I wasn’t there, I never talked to anyone in the band and so I can just talk about what I hear when I listen to the music. And yes, I of course hear the deep cut between "The Vertigo of Bliss" and "Puzzle" too, but I think it was necessary. All three first records are great but that approach had run its course after the third. It was important to stop and redirect to avoid stagnation. It is normal that change like that means for some people that the band left their personal taste spectrum, but for everybody who manages to stay this is when the journey gets exciting.
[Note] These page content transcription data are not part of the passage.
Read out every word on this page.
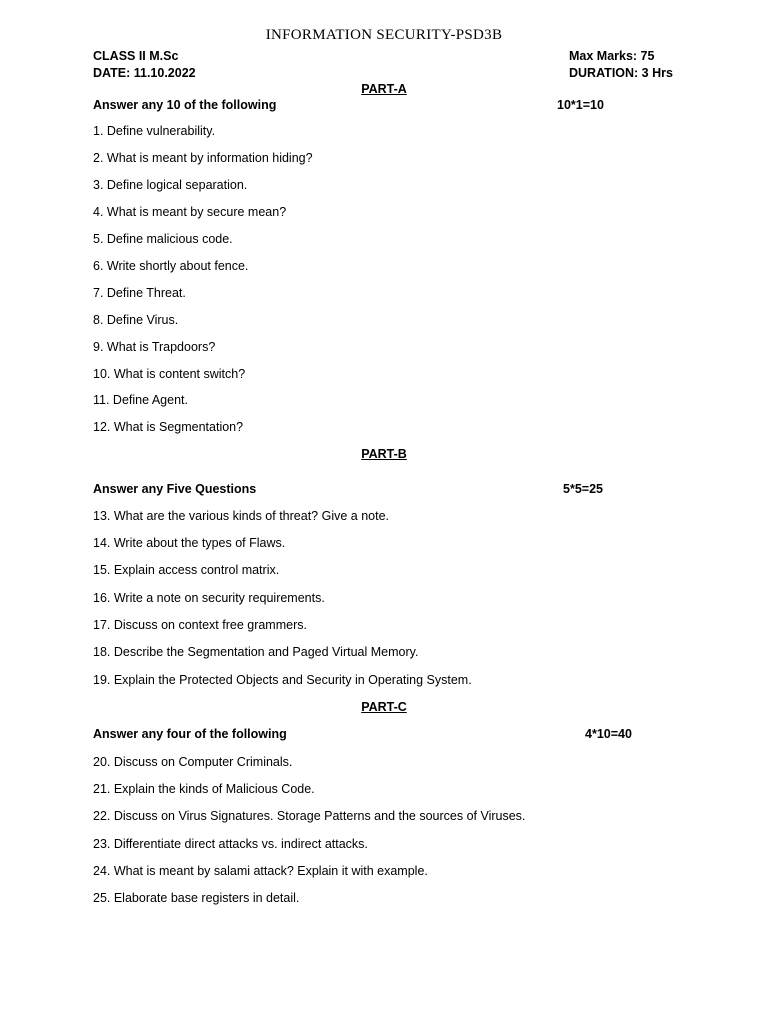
INFORMATION SECURITY-PSD3B
CLASS II M.Sc
DATE: 11.10.2022
Max Marks: 75
DURATION: 3 Hrs
PART-A
Answer any 10 of the following	10*1=10
1. Define vulnerability.
2. What is meant by information hiding?
3. Define logical separation.
4. What is meant by secure mean?
5. Define malicious code.
6. Write shortly about fence.
7. Define Threat.
8. Define Virus.
9. What is Trapdoors?
10. What is content switch?
11. Define Agent.
12. What is Segmentation?
PART-B
Answer any Five Questions	5*5=25
13. What are the various kinds of threat? Give a note.
14. Write about the types of Flaws.
15. Explain access control matrix.
16. Write a note on security requirements.
17. Discuss on context free grammers.
18. Describe the Segmentation and Paged Virtual Memory.
19. Explain the Protected Objects and Security in Operating System.
PART-C
Answer any four of the following	4*10=40
20. Discuss on Computer Criminals.
21. Explain the kinds of Malicious Code.
22. Discuss on Virus Signatures. Storage Patterns and the sources of Viruses.
23. Differentiate direct attacks vs. indirect attacks.
24. What is meant by salami attack? Explain it with example.
25. Elaborate base registers in detail.
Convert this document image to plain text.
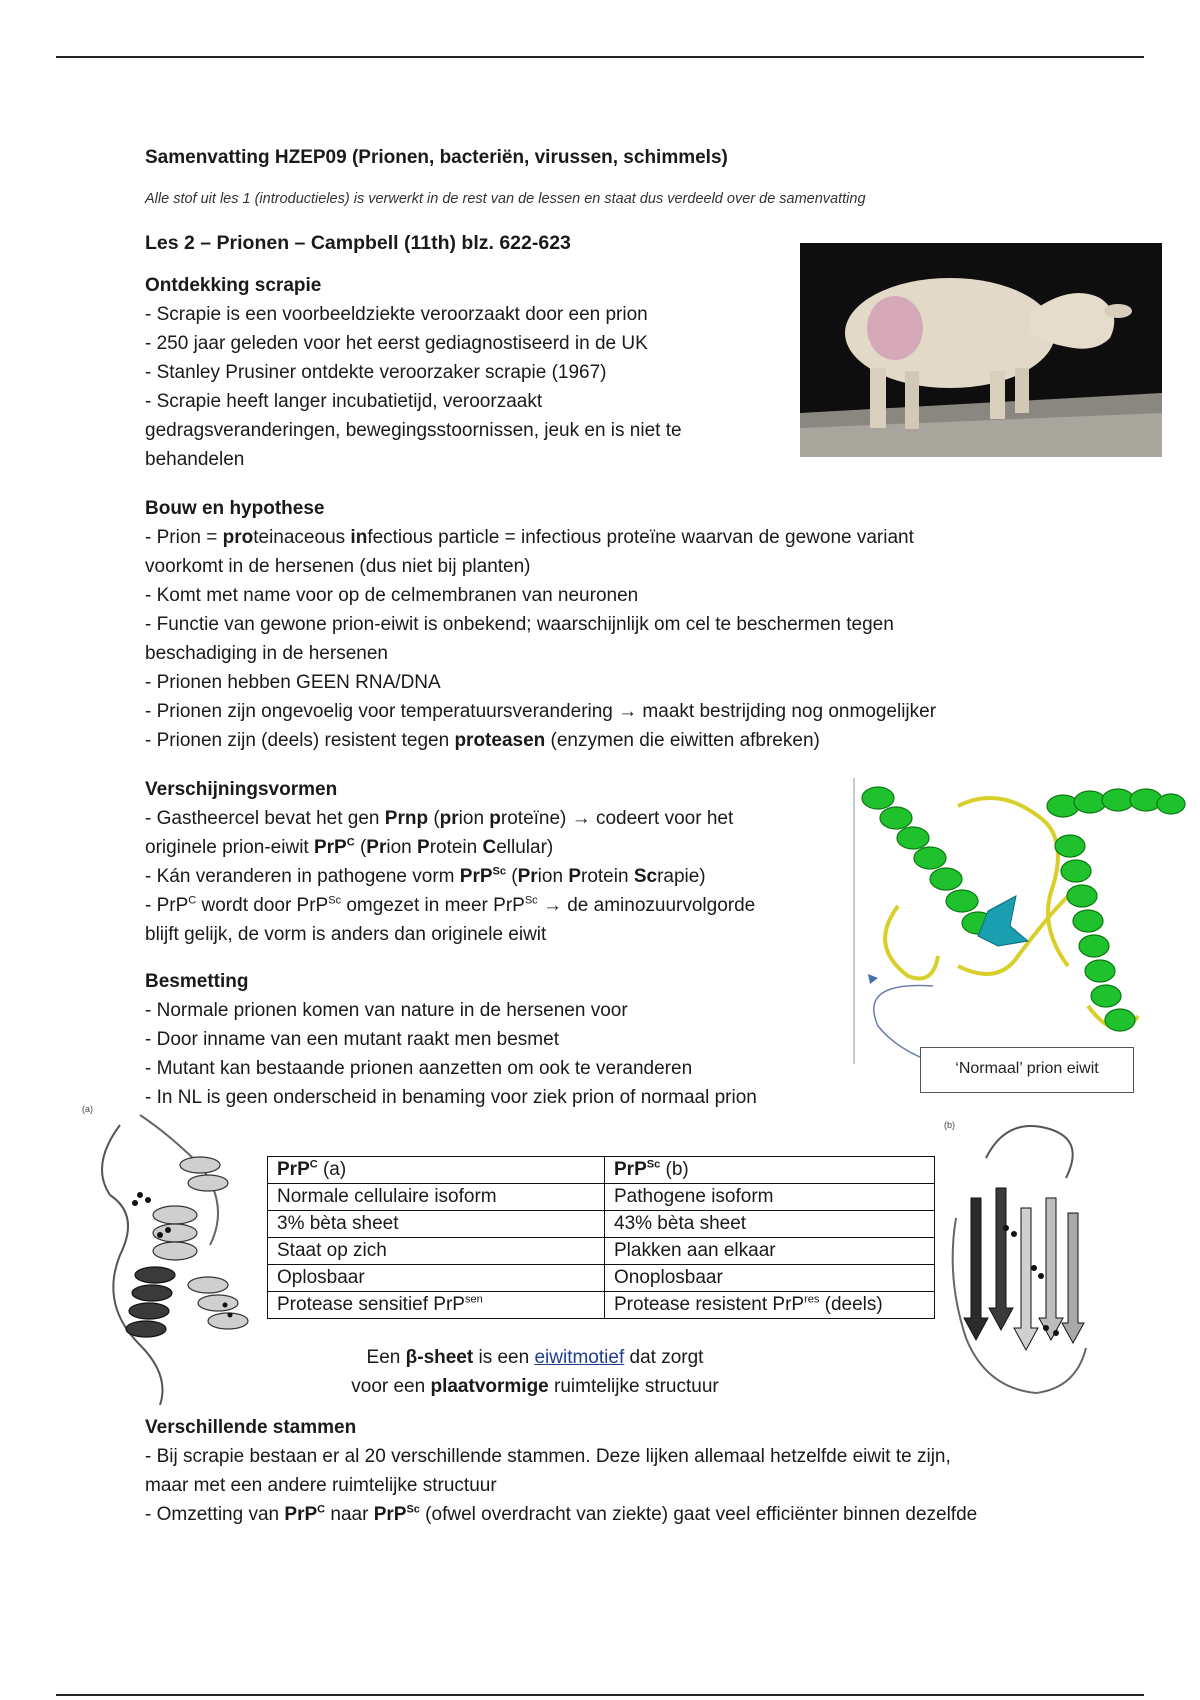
Samenvatting HZEP09 (Prionen, bacteriën, virussen, schimmels)
Alle stof uit les 1 (introductieles) is verwerkt in de rest van de lessen en staat dus verdeeld over de samenvatting
Les 2 – Prionen – Campbell (11th) blz. 622-623
Ontdekking scrapie

- Scrapie is een voorbeeldziekte veroorzaakt door een prion

- 250 jaar geleden voor het eerst gediagnostiseerd in de UK

- Stanley Prusiner ontdekte veroorzaker scrapie (1967)

- Scrapie heeft langer incubatietijd, veroorzaakt

gedragsveranderingen, bewegingsstoornissen, jeuk en is niet te

behandelen

Bouw en hypothese

- Prion = proteinaceous infectious particle = infectious proteïne waarvan de gewone variant

voorkomt in de hersenen (dus niet bij planten)

- Komt met name voor op de celmembranen van neuronen

- Functie van gewone prion-eiwit is onbekend; waarschijnlijk om cel te beschermen tegen

beschadiging in de hersenen

- Prionen hebben GEEN RNA/DNA

- Prionen zijn ongevoelig voor temperatuursverandering → maakt bestrijding nog onmogelijker

- Prionen zijn (deels) resistent tegen proteasen (enzymen die eiwitten afbreken)

Verschijningsvormen

- Gastheercel bevat het gen Prnp (prion proteïne) → codeert voor het

originele prion-eiwit PrP$^C$ (Prion Protein Cellular)

- Kán veranderen in pathogene vorm PrP$^{Sc}$ (Prion Protein Scrapie)

- PrP$^C$ wordt door PrP$^{Sc}$ omgezet in meer PrP$^{Sc}$ → de aminozuurvolgorde

blijft gelijk, de vorm is anders dan originele eiwit

‘Normaal’ prion eiwit
Besmetting

- Normale prionen komen van nature in de hersenen voor

- Door inname van een mutant raakt men besmet

- Mutant kan bestaande prionen aanzetten om ook te veranderen

- In NL is geen onderscheid in benaming voor ziek prion of normaal prion

(a)
PrP$^C$ (a)	PrP$^{Sc}$ (b)
Normale cellulaire isoform	Pathogene isoform
3% bèta sheet	43% bèta sheet
Staat op zich	Plakken aan elkaar
Oplosbaar	Onoplosbaar
Protease sensitief PrP$^{sen}$	Protease resistent PrP$^{res}$ (deels)
(b)
Een β-sheet is een eiwitmotief dat zorgt
voor een plaatvormige ruimtelijke structuur
Verschillende stammen

- Bij scrapie bestaan er al 20 verschillende stammen. Deze lijken allemaal hetzelfde eiwit te zijn,

maar met een andere ruimtelijke structuur

- Omzetting van PrP$^C$ naar PrP$^{Sc}$ (ofwel overdracht van ziekte) gaat veel efficiënter binnen dezelfde
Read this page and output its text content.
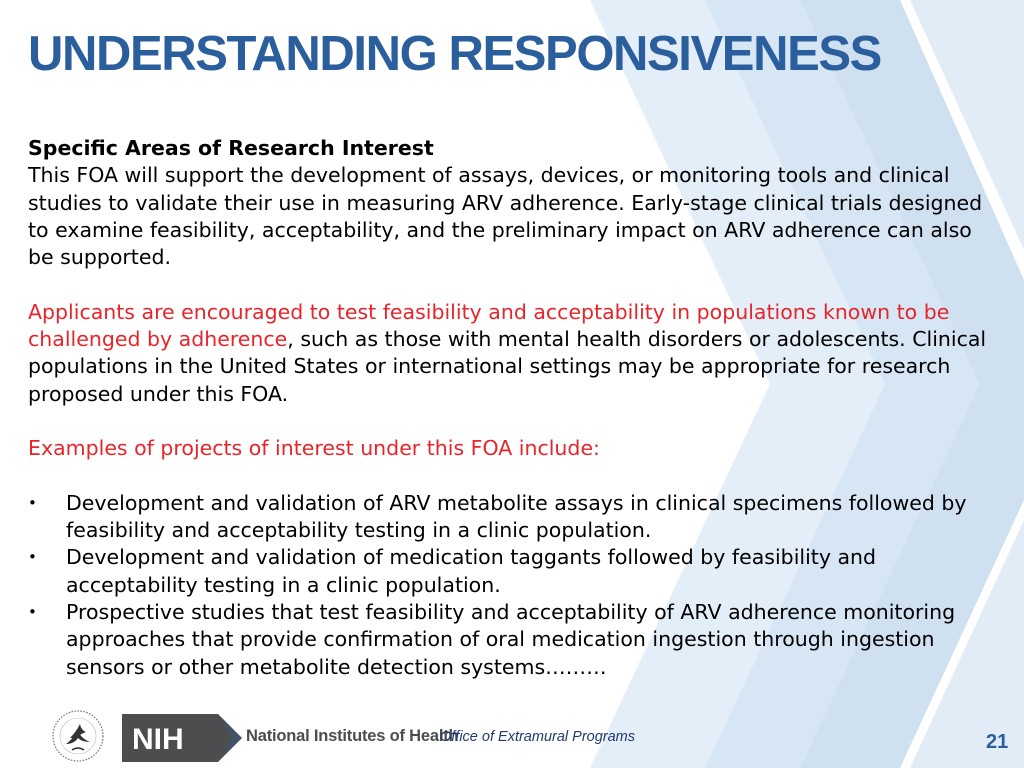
UNDERSTANDING RESPONSIVENESS

Specific Areas of Research Interest

This FOA will support the development of assays, devices, or monitoring tools and clinical studies to validate their use in measuring ARV adherence. Early-stage clinical trials designed to examine feasibility, acceptability, and the preliminary impact on ARV adherence can also be supported.

Applicants are encouraged to test feasibility and acceptability in populations known to be challenged by adherence, such as those with mental health disorders or adolescents. Clinical populations in the United States or international settings may be appropriate for research proposed under this FOA.

Examples of projects of interest under this FOA include:

• Development and validation of ARV metabolite assays in clinical specimens followed by feasibility and acceptability testing in a clinic population.
• Development and validation of medication taggants followed by feasibility and acceptability testing in a clinic population.
• Prospective studies that test feasibility and acceptability of ARV adherence monitoring approaches that provide confirmation of oral medication ingestion through ingestion sensors or other metabolite detection systems………
NIH	National Institutes of Health
Office of Extramural Programs	21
For me personally "Puzzle" sounds a lot more like making some steps left and right of the known path to figure out where to go next than about getting more commercial.

"Only Revolutions" then is the logical next step – new but steady grounds under the feet it just bursts of confidence and is about knowing who you are and what you are capable of.  And when you look in hindsight how well it worked out it looks easy, but it needs a lot of guts to say "This song is HUGE, let’s make it HUGE." That’s means to take some serious risk because when it goes wrong you lose big time.

James & Mike
"Opposites" then is when Fred and I obviously bought different records. He says: "Frustratingly if the band had chosen to only do one disk and put the best tracks from each onto it we’d be talking about a relatively decent album. However, it’s not and it’s a long way from anything fans of old are used to. We enjoyed the other albums because the choruses were great, the bridges and verses unpredictable and the rhythm and speed were exciting. This feels disjointed and at times, characterless."

Really - everybody feels about a record in a different way and when this is what he gets out if then this is it for him, but: o_O ... What?
Just pull everything in that quote upside down and make it the opposite (pun unavoidable) and you have the record I bought packed with great choruses, crazy developments inside songs, speed and rhythm changes and everything else you could wish for. (Pro tip: Ben’s performance alone is mind blowing. Do yourself a favor and give the whole thing a run over headphones and focus on the drums. AMAZEBALLS!) 

Simon said in an interview that they don’t know how people listen to "Opposites" - if they would take the two records separately or skipping around or whatever.  I can of course just speak for myself:  I listen to it in one go. No break between "the sand ...
" and "the land ...", but being aware where the break is. No skip, no shuffle. I just love it as it is and take it as one big journey.
Of course every record has songs I like more and I like less and this is no exception. My "BFF" on "Opposites" is clearly "Little Hospitals" for very personal lyric related reasons and because I totally adore the kazoo craziness. A lot of the other songs move up and down the favorites list depending on my mood, but  "Stingin' Belle", "Opposite", "Biblical", "Victory Over The Sun", "The Thaw", "Black Chandelier", "Modern Magic Formula", "Sounds Like Balloons" and "Skylight" are definitely highlights.  The church organ in "Different People" gives me chills (favorite part of the "Making of" DVD) and I have a crush on "Pocket". Probably it is the old school rock and guitar player fan in me that sees a lot of open grounds to conquer in the future behind that little tune.  

I could go on for a while longer and talk for example about how awesome the songs of "Opposites" sound in every possible version:  from the really fancy studio production to the kick ass live versions down to the three people only acoustic sets – a clear indicator for amazing songwriting and proof to the fact that we talk here about a bunch of incredibly talented and skilled musicians.  

I might also throw in that if you can afford to release an amazing song like "Fingerhut" or a beauty like "The Rain" only as b-sides you are in a very happy place as a band. 

We’ll see where it goes from here because "Opposites" is clearly the end point of another Biffy era and I'm more than excited to see where they go from here. I’ll be aboard and no "Thundermonster" (my other "BFF" song & b-side from the "Black Chandelier" EP) will be able to whip me off. 

See you at "Rock im Pott" and hopefully a couple of more shows over the next months!